Bond opens the show with a cover of LCD Soundsystem’s “New York, I Love You But You’re Bringing Me Down” which sets an irreverently melancholic tone for the evening, which includes songs by Nick Cave, Kate Bush, and Stevie Nicks. Bond sets up the Fleetwood Mac classic “Rhiannon,” by describing seeing Nicks in concert at Jones Beach and being visited by the ghost of Edgar Allen Poe. V conjures both Nicks and Poe throughout the song, giving it a whimsical vibe while adding that it very well could all be a hallucination.

Rather than stick to a narrative, Bond touches on the recent Republican debates, Newt Gingrich’s controversial proposal to employ poor kids as janitors, and Occupy Wall Street.

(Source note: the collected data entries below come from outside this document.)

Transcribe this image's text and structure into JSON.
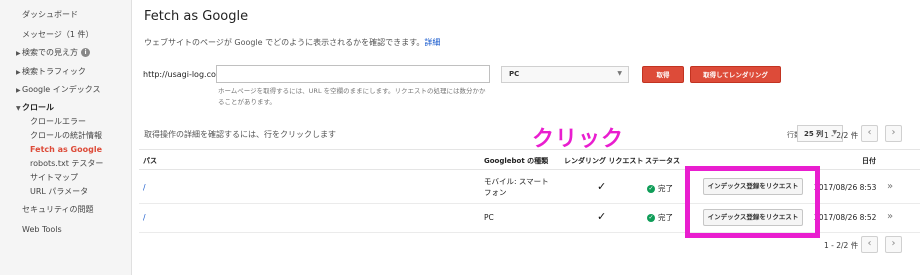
{
  "sidebar": {
    "items": [
      {
        "label": "ダッシュボード"
      },
      {
        "label": "メッセージ（1 件）"
      },
      {
        "label": "検索での見え方"
      },
      {
        "label": "検索トラフィック"
      },
      {
        "label": "Google インデックス"
      },
      {
        "label": "クロール"
      },
      {
        "label": "クロールエラー"
      },
      {
        "label": "クロールの統計情報"
      },
      {
        "label": "Fetch as Google"
      },
      {
        "label": "robots.txt テスター"
      },
      {
        "label": "サイトマップ"
      },
      {
        "label": "URL パラメータ"
      },
      {
        "label": "セキュリティの問題"
      },
      {
        "label": "Web Tools"
      }
    ],
    "info_icon": "i"
  },
  "header": {
    "title": "Fetch as Google",
    "description": "ウェブサイトのページが Google でどのように表示されるかを確認できます。",
    "details_link": "詳細"
  },
  "fetch_form": {
    "domain": "http://usagi-log.com/",
    "url_value": "",
    "device": "PC",
    "fetch_label": "取得",
    "fetch_render_label": "取得してレンダリング",
    "hint": "ホームページを取得するには、URL を空欄のままにします。リクエストの処理には数分かかることがあります。"
  },
  "table": {
    "caption": "取得操作の詳細を確認するには、行をクリックします",
    "rows_label": "行数",
    "rows_per_page": "25 列",
    "pagination": "1 - 2/2 件",
    "headers": {
      "path": "パス",
      "googlebot": "Googlebot の種類",
      "rendering": "レンダリング リクエスト",
      "status": "ステータス",
      "date": "日付"
    },
    "rows": [
      {
        "path": "/",
        "googlebot": "モバイル: スマートフォン",
        "googlebot_line1": "モバイル: スマート",
        "googlebot_line2": "フォン",
        "rendering": "✓",
        "status": "完了",
        "request_label": "インデックス登録をリクエスト",
        "date": "2017/08/26 8:53"
      },
      {
        "path": "/",
        "googlebot": "PC",
        "rendering": "✓",
        "status": "完了",
        "request_label": "インデックス登録をリクエスト",
        "date": "2017/08/26 8:52"
      }
    ]
  },
  "annotation": {
    "text": "クリック",
    "color": "#e91ecf"
  },
  "colors": {
    "accent_red": "#dd4b39",
    "link_blue": "#1155cc",
    "status_green": "#0f9d58",
    "highlight_magenta": "#e91ecf"
  },
  "icons": {
    "prev": "‹",
    "next": "›",
    "expand": "»",
    "status_ok": "✓",
    "dropdown": "▼"
  }
}
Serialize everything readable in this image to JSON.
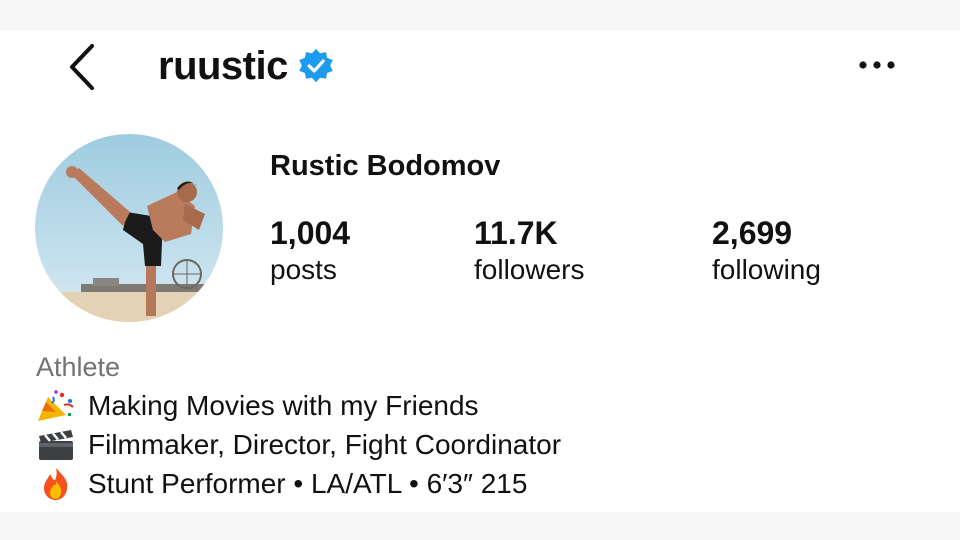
{
  "header": {
    "username": "ruustic",
    "back_icon": "chevron-left-icon",
    "verified_icon": "verified-badge-icon",
    "more_icon": "more-horizontal-icon",
    "verified_color": "#1d9bf0"
  },
  "profile": {
    "display_name": "Rustic Bodomov",
    "avatar_alt": "profile photo"
  },
  "stats": [
    {
      "value": "1,004",
      "label": "posts"
    },
    {
      "value": "11.7K",
      "label": "followers"
    },
    {
      "value": "2,699",
      "label": "following"
    }
  ],
  "bio": {
    "category": "Athlete",
    "lines": [
      {
        "icon": "party-popper-icon",
        "text": "Making Movies with my Friends"
      },
      {
        "icon": "clapper-board-icon",
        "text": "Filmmaker, Director, Fight Coordinator"
      },
      {
        "icon": "fire-icon",
        "text": "Stunt Performer • LA/ATL • 6′3″ 215"
      }
    ]
  }
}
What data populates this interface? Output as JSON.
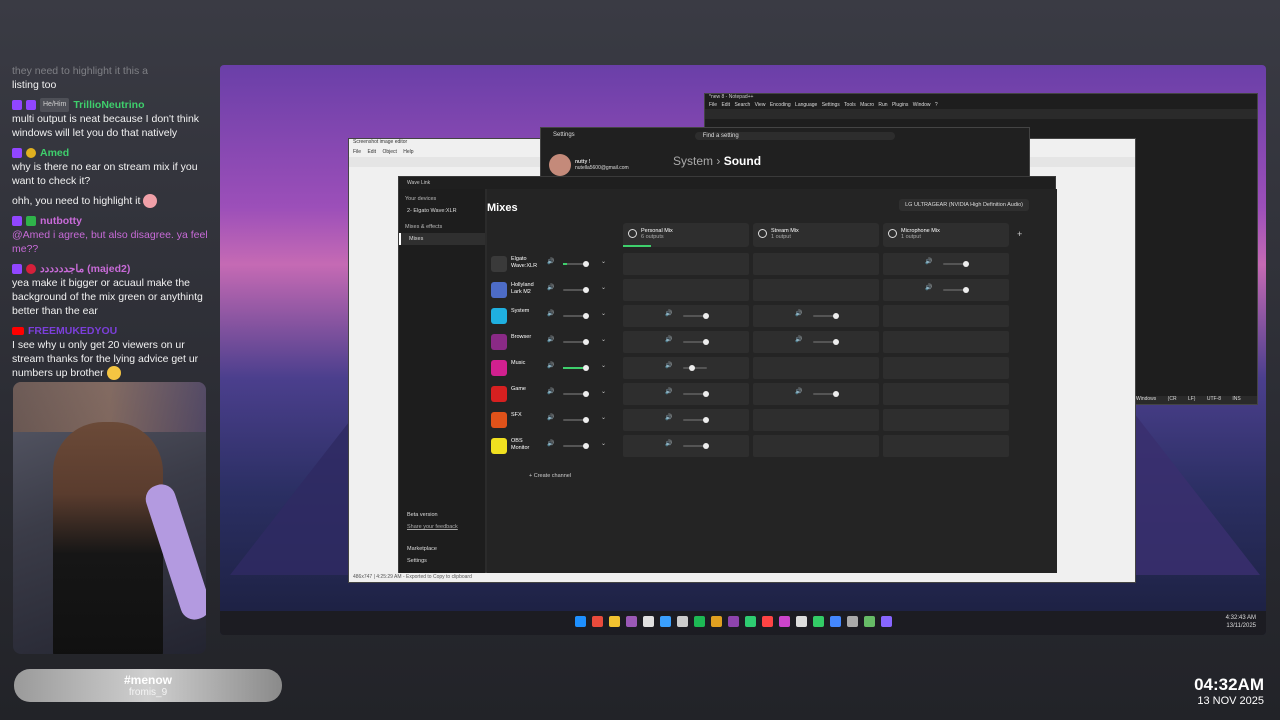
{
  "chat": {
    "top_faded": "they need to highlight it   this a",
    "top_line": "listing too",
    "messages": [
      {
        "user": "TrillioNeutrino",
        "pronoun": "He/Him",
        "color": "#3ecf6c",
        "text": "multi output is neat because I don't think windows will let you do that natively"
      },
      {
        "user": "Amed",
        "pronoun": "",
        "color": "#3ecf6c",
        "text": "why is there no ear on stream mix if you want to check it?"
      },
      {
        "user": "",
        "pronoun": "",
        "color": "#ffffff",
        "text": "ohh, you need to highlight it"
      },
      {
        "user": "nutbotty",
        "pronoun": "",
        "color": "#c86bd8",
        "text": "@Amed i agree, but also disagree. ya feel me??"
      },
      {
        "user": "ماجدددددد (majed2)",
        "pronoun": "",
        "color": "#c86bd8",
        "text": "yea make it bigger or acuaul make the background of the mix green or anythintg better than the ear"
      },
      {
        "user": "FREEMUKEDYOU",
        "pronoun": "",
        "color": "#7b3fd9",
        "text": "I see why u only get 20 viewers on ur stream thanks for the lying advice get ur numbers up brother"
      }
    ]
  },
  "song": {
    "title": "#menow",
    "artist": "fromis_9"
  },
  "clock": {
    "time": "04:32AM",
    "date": "13 NOV 2025"
  },
  "notepad": {
    "title": "*new 8 - Notepad++",
    "menu": "File Edit Search View Encoding Language Settings Tools Macro Run Plugins Window ?",
    "status": "Windows (CR LF)  UTF-8  INS"
  },
  "snipping": {
    "title": "Screenshot image editor",
    "menu": "File Edit Object Help",
    "status": "486x747  |  4:25:29 AM - Exported to Copy to clipboard"
  },
  "settings": {
    "title": "Settings",
    "search_placeholder": "Find a setting",
    "account_name": "nutty !",
    "account_email": "nutella5600@gmail.com",
    "crumb_parent": "System",
    "crumb_current": "Sound"
  },
  "wavelink": {
    "title": "Wave Link",
    "sidebar": {
      "your_devices": "Your devices",
      "device": "2- Elgato Wave:XLR",
      "section": "Mixes & effects",
      "mixes": "Mixes",
      "beta_title": "Beta version",
      "beta_link": "Share your feedback",
      "marketplace": "Marketplace",
      "settings": "Settings"
    },
    "heading": "Mixes",
    "output_device": "LG ULTRAGEAR (NVIDIA High Definition Audio)",
    "mixes": [
      {
        "name": "Personal Mix",
        "sub": "6 outputs"
      },
      {
        "name": "Stream Mix",
        "sub": "1 output"
      },
      {
        "name": "Microphone Mix",
        "sub": "1 output"
      }
    ],
    "channels": [
      {
        "name": "Elgato Wave:XLR",
        "color": "#3a3a3a",
        "level": 0.15
      },
      {
        "name": "Hollyland Lark M2",
        "color": "#4d6cc7",
        "level": 0.0
      },
      {
        "name": "System",
        "color": "#1fb0e0",
        "level": 0.0
      },
      {
        "name": "Browser",
        "color": "#8a2a86",
        "level": 0.0
      },
      {
        "name": "Music",
        "color": "#d1208f",
        "level": 0.85
      },
      {
        "name": "Game",
        "color": "#d62020",
        "level": 0.0
      },
      {
        "name": "SFX",
        "color": "#e0521a",
        "level": 0.0
      },
      {
        "name": "OBS Monitor",
        "color": "#f0e020",
        "level": 0.0
      }
    ],
    "create_channel": "Create channel",
    "icons": {
      "plus": "+",
      "chevron": "⌄",
      "speaker": "🔊",
      "chevron_right": "›"
    }
  },
  "tray": {
    "time": "4:32:43 AM",
    "date": "13/11/2025"
  }
}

One of the most touching moments of the show is when Bond talks of how being asked to perform in a Christmas show, which leads to the singer writing “Christmas Spells,” which captures Bond’s conflicting feelings of joy for the holidays and also a sense of being excluded from them because of an intolerance that permeates religion yet defies the Christmas spirit.


Bond is poised and stunning on stage in self-described “eccentric art teacher” dress and later on in a shinier evening gown, which is worn while performing “All My Friends.” It’s one of LCD Soundsystem’s best known songs and a staple for many DJs at dance parties. But as sung sung by Bond, there’s a deeper longing that comes through in the lyric, “where are your friends tonight?”